Overview
DevShelf is a classical information retrieval system designed to demonstrate how modern search engines work beneath abstraction layers like Lucene or ElasticSearch.
It serves as the foundational counterpart to my RAG work — focusing on lexical retrieval, indexing theory, and ranking mechanics rather than language models.
DevShelf indexes and ranks Computer Science literature using offline preprocessing and deterministic scoring, prioritizing predictability, explainability, and performance.
⬇️ Download
DevShelf is distributed as a self-contained desktop application for Windows.
Windows Installer
- 64-bit installer (Windows 10 / 11)
- No external dependencies required
Latest stable release · Windows 10 / 11 · 64-bit
DevShelf is designed as a read-only search system.

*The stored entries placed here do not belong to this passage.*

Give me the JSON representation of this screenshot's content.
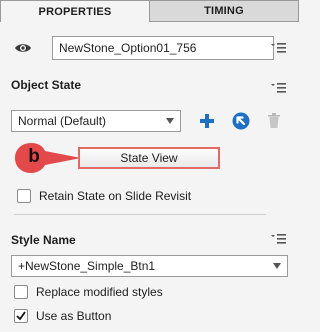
{
  "tabs": [
    {
      "label": "PROPERTIES"
    },
    {
      "label": "TIMING"
    }
  ],
  "item_name": {
    "value": "NewStone_Option01_756"
  },
  "object_state": {
    "title": "Object State",
    "selected_state": "Normal (Default)",
    "state_view_button": "State View",
    "callout_label": "b",
    "retain_state_label": "Retain State on Slide Revisit",
    "retain_state_checked": false
  },
  "style": {
    "title": "Style Name",
    "selected_style": "+NewStone_Simple_Btn1",
    "replace_modified_label": "Replace modified styles",
    "replace_modified_checked": false,
    "use_as_button_label": "Use as Button",
    "use_as_button_checked": true
  },
  "colors": {
    "accent_blue": "#1f6fc5",
    "callout_red": "#e3494a",
    "highlight_red": "#e36a64"
  }
}
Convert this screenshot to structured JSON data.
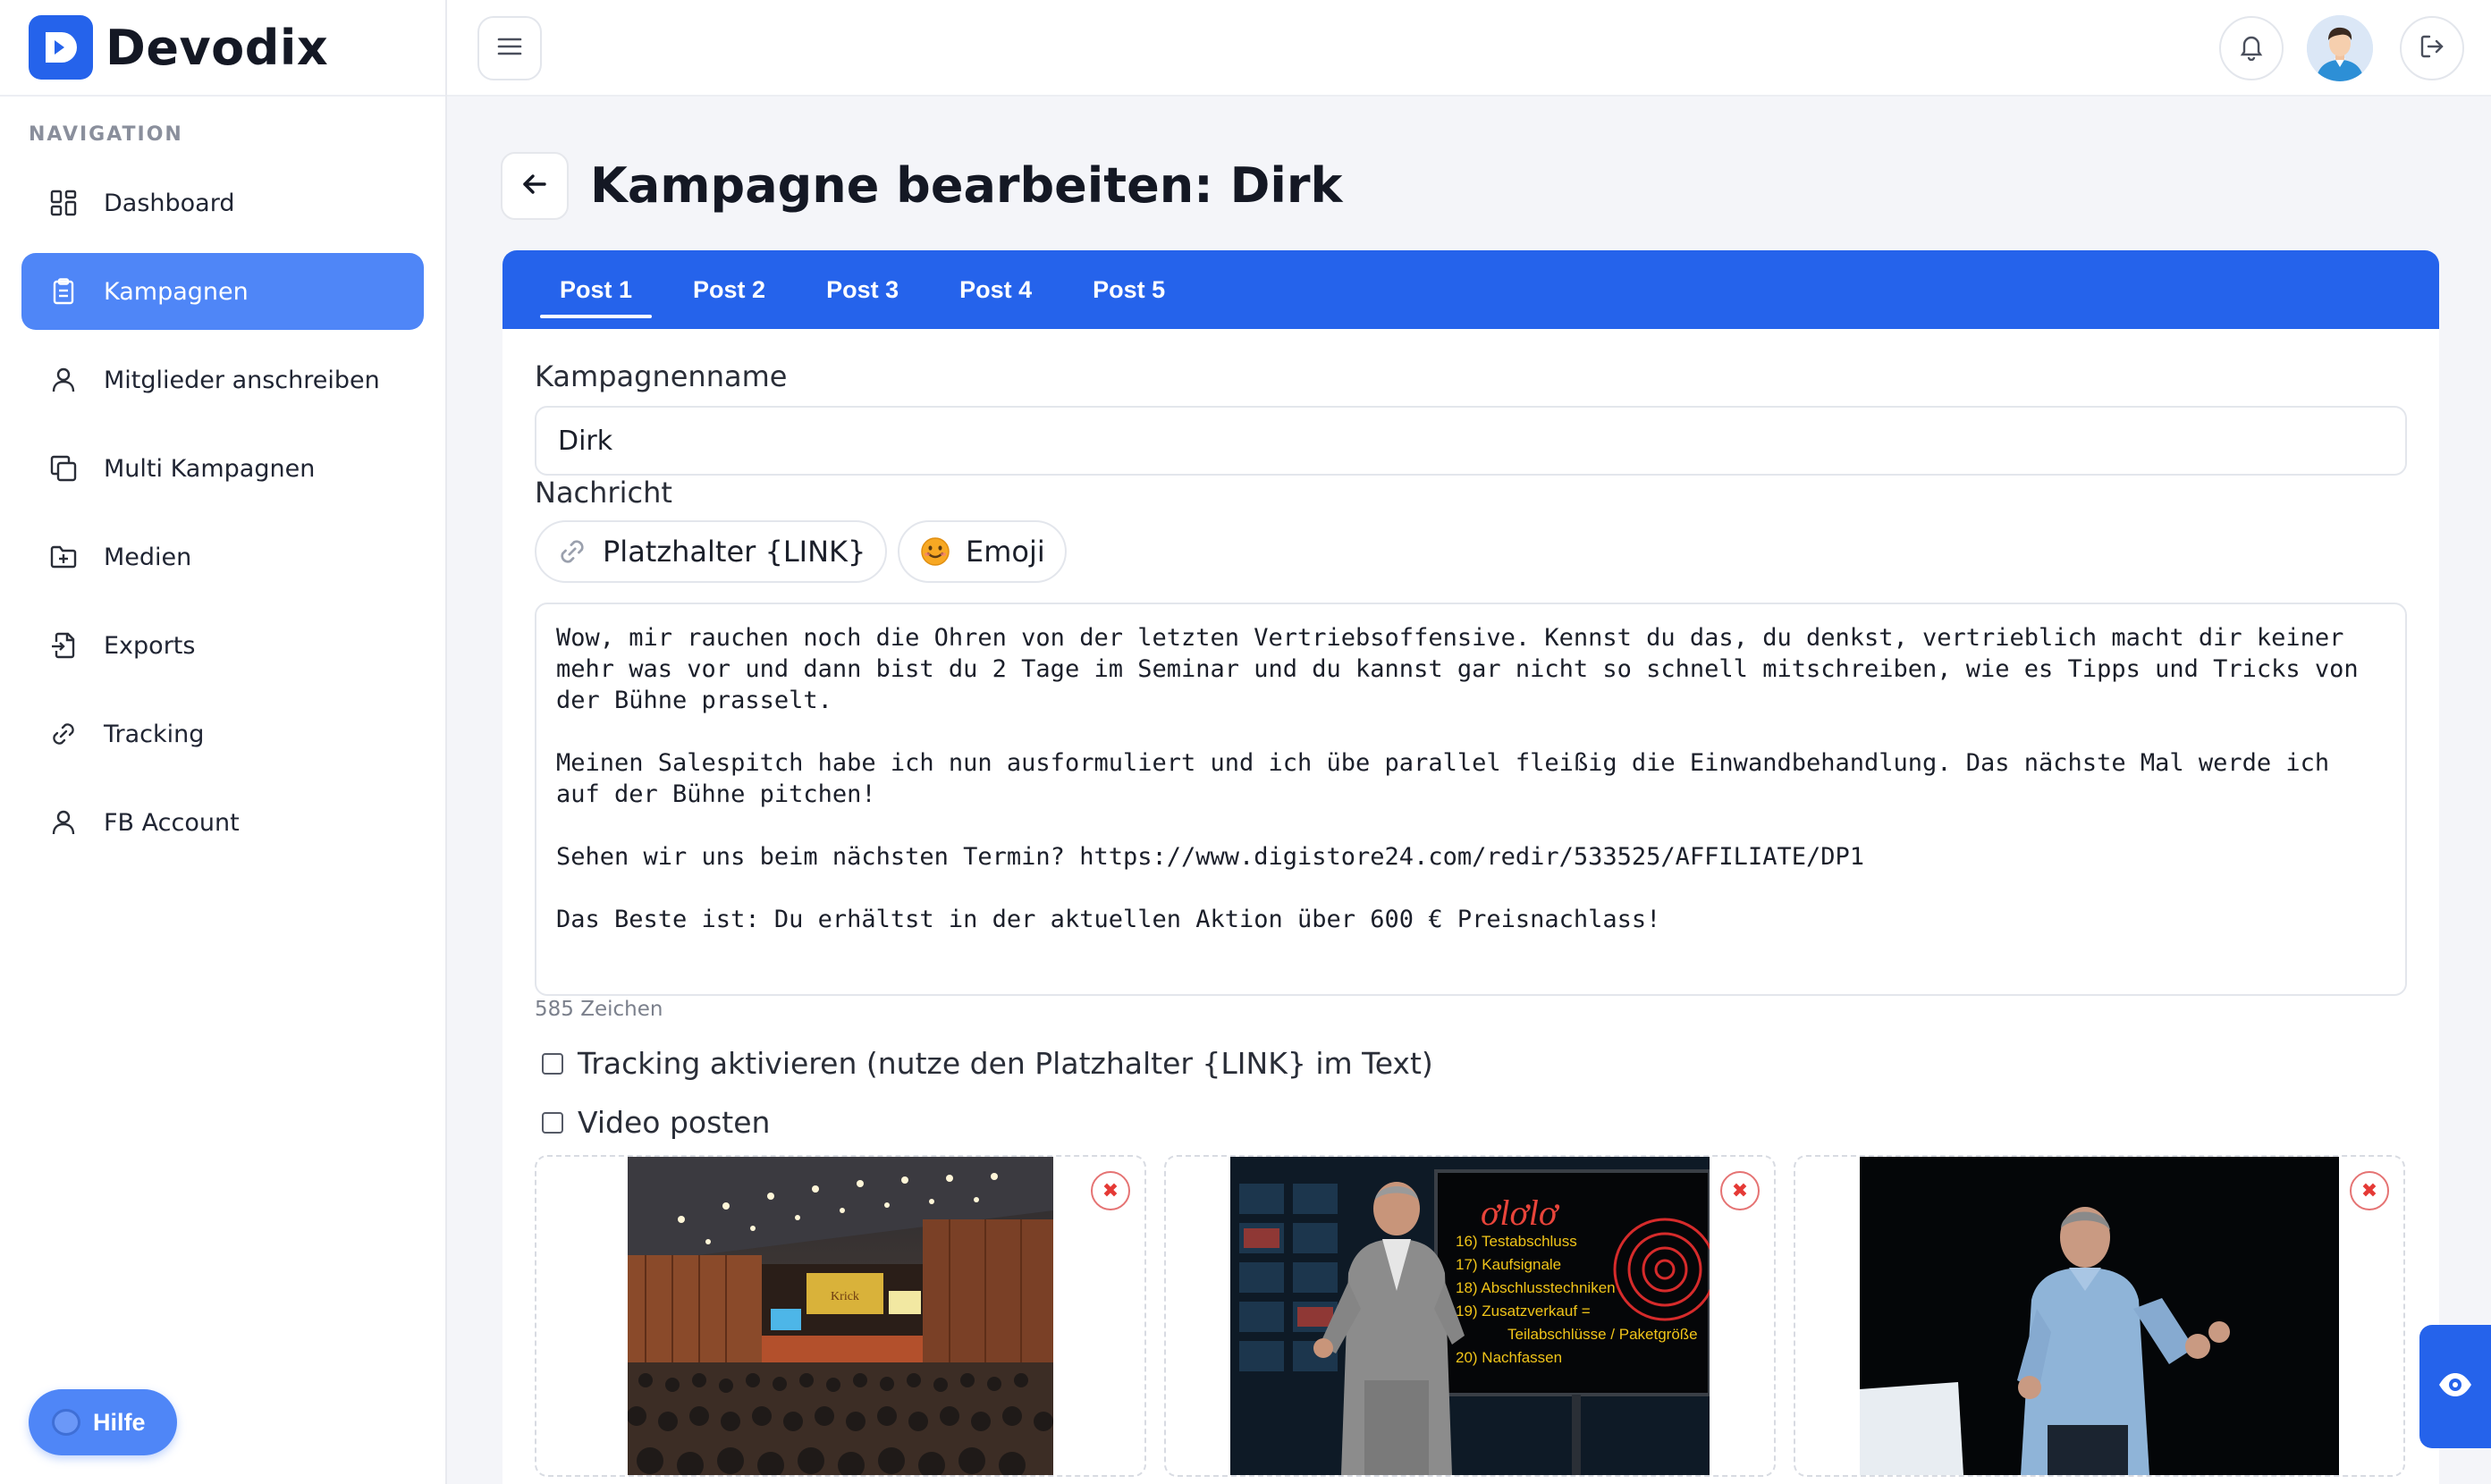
{
  "brand": {
    "name": "Devodix",
    "accent": "#2563eb"
  },
  "sidebar": {
    "heading": "NAVIGATION",
    "items": [
      {
        "label": "Dashboard",
        "icon": "grid-icon"
      },
      {
        "label": "Kampagnen",
        "icon": "clipboard-icon",
        "active": true
      },
      {
        "label": "Mitglieder anschreiben",
        "icon": "user-icon"
      },
      {
        "label": "Multi Kampagnen",
        "icon": "copy-icon"
      },
      {
        "label": "Medien",
        "icon": "folder-plus-icon"
      },
      {
        "label": "Exports",
        "icon": "file-export-icon"
      },
      {
        "label": "Tracking",
        "icon": "link-icon"
      },
      {
        "label": "FB Account",
        "icon": "user-icon"
      }
    ],
    "help_label": "Hilfe"
  },
  "page": {
    "title": "Kampagne bearbeiten: Dirk"
  },
  "tabs": [
    {
      "label": "Post 1",
      "active": true
    },
    {
      "label": "Post 2"
    },
    {
      "label": "Post 3"
    },
    {
      "label": "Post 4"
    },
    {
      "label": "Post 5"
    }
  ],
  "form": {
    "name_label": "Kampagnenname",
    "name_value": "Dirk",
    "message_label": "Nachricht",
    "placeholder_button": "Platzhalter {LINK}",
    "emoji_button": "Emoji",
    "message_text": "Wow, mir rauchen noch die Ohren von der letzten Vertriebsoffensive. Kennst du das, du denkst, vertrieblich macht dir keiner mehr was vor und dann bist du 2 Tage im Seminar und du kannst gar nicht so schnell mitschreiben, wie es Tipps und Tricks von der Bühne prasselt.\n\nMeinen Salespitch habe ich nun ausformuliert und ich übe parallel fleißig die Einwandbehandlung. Das nächste Mal werde ich auf der Bühne pitchen!\n\nSehen wir uns beim nächsten Termin? https://www.digistore24.com/redir/533525/AFFILIATE/DP1\n\nDas Beste ist: Du erhältst in der aktuellen Aktion über 600 € Preisnachlass!",
    "char_count": "585 Zeichen",
    "tracking_label": "Tracking aktivieren (nutze den Platzhalter {LINK} im Text)",
    "video_label": "Video posten"
  },
  "media": {
    "slide_lines": [
      "16) Testabschluss",
      "17) Kaufsignale",
      "18) Abschlusstechniken",
      "19) Zusatzverkauf =",
      "Teilabschlüsse / Paketgröße",
      "20) Nachfassen"
    ],
    "remove_symbol": "✖"
  }
}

All indexing is performed offline; the runtime application only performs in-memory querying.
⚙️ System Architecture
DevShelf follows a split execution model that separates heavy computation from query-time execution.
Architectural Layers
Offline Indexing Layer (
IndexerMain)- Corpus traversal
- Text normalization
- Index construction
Online Query Layer (
BookSearchEngine)- In-memory retrieval
- Sub-millisecond response times
- Deterministic ranking
This separation mirrors how real-world search engines maintain low latency at scale.
Architecture Diagram

🏗️ Offline Indexing
Index construction is treated as a batch operation to remove expensive computation from the runtime path.
Text Processing
Tokenization, stop-word removal, and stemming via a custom preprocessing pipeline.Primary Data Structure
A Positional Inverted Index, serialized for fast keyword-to-document lookup.Design Goal
Shift complexity out of the query path to guarantee predictable performance.
🔎 Query Processing
At runtime, DevShelf executes a multi-stage retrieval pipeline:
Lexical Retrieval
Candidate documents are retrieved directly from the inverted index.Fuzzy Matching
Typographical errors are handled using Levenshtein Distance–based correction.Autocomplete
Query suggestions are generated using a Trie (Prefix Tree) with O(L) lookup complexity.
🧠 Hybrid Ranking Strategy
Document relevance is computed using a weighted scoring model that blends lexical relevance with user behavior.
Conceptual Scoring Breakdown:
| Signal | Weight |
|---|---|
| TF-IDF | 0.6 |
| Popularity | 0.2 |
| User Rating | 0.2 |
This approach demonstrates how classical IR systems evolve beyond pure keyword matching.
👥 Engineering Ownership
DevShelf was built as a focused systems project with clear ownership boundaries.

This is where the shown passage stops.